THE DEALMAKER: “The business and tech sides are moving faster than the law world is moving,” says Stephen Smith of Greenberg Glusker, whose passion for the law is evident in conversation — indeed, Smith is disappointed when a case settles, as then there is no chance for establishing case law precedent.

“Money and technical advances have changed everything,” Smith says. In the last year, he successfully negotiated and closed a deal in which vidgame publisher Ubisoft acquired rights in all media in perpetuity for its line of Tom Clancy-branded games — the first pact of its kind.

“A long time ago, Clancy saw the videogame world forming — he was ahead of the game as far as the book world and motion picture world were concerned,” says Smith, who adds the Ubisoft-Clancy deal was a natural extension of licensing pacts that had been in place for years and had yielded many top-selling games.
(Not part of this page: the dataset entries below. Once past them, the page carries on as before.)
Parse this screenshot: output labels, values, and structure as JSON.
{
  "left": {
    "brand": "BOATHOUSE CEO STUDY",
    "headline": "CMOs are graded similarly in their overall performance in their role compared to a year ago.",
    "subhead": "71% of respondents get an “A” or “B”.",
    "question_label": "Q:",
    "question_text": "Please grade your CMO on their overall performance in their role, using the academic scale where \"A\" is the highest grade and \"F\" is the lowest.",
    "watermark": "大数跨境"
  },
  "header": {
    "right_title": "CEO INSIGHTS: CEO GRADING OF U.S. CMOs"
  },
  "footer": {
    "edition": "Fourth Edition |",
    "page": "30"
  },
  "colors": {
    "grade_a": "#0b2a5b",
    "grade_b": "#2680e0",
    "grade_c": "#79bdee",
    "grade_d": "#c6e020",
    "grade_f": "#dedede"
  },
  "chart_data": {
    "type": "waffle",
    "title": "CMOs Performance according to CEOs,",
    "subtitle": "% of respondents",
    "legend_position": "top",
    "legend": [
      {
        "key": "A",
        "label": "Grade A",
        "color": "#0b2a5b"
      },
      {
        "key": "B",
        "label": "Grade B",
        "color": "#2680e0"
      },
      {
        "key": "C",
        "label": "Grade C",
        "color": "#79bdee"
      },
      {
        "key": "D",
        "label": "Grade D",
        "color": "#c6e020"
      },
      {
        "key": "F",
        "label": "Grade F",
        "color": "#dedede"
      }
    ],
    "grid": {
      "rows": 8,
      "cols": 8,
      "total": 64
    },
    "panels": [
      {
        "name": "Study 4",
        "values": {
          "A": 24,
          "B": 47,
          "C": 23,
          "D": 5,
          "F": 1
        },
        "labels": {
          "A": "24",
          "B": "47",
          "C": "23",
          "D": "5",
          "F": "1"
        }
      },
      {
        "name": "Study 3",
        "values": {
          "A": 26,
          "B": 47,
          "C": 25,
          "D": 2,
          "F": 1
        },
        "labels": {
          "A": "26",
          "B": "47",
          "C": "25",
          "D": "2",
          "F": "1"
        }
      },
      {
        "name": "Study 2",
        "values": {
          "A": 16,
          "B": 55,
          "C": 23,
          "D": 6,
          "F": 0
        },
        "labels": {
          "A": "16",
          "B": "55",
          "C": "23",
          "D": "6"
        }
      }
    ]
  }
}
Smith sees the videogame world increasingly aligned with the Internet world and traditional entertainment content providers. As budgets soar for vidgames while revenues also climb, his job is to try to make order out the litigation flying around. The legal chaos is the interesting part of “new media” law: “It will fall out, but the chaos is exacerbated by the fact that the technology is moving too fast, and no one can

figure out what’s its worth yet.”

DEALMAKER DOS “Since I’m a litigator — you ought to have a litigator read the deal. It’s about risk and the allocation of risk: Understand with open eyes what you are taking about and what risk you are giving to the other side. Transactional lawyers are optimists, litigators are pessimists.”

DEALMAKER DON’TS: “Don’t get drunk on the deal. Especially in the entertainment business, everyone wants to make a movie, make a vidgame; it’s a business, and if you want to make more than one, you can’t lose your shirt on the first.”

TOP DEALMAKERS ENCOUNTERED: “Bert Fields, and Skip Brittenham, Ken Ziffren and Matt Johnson at Ziffren, Brittenham.”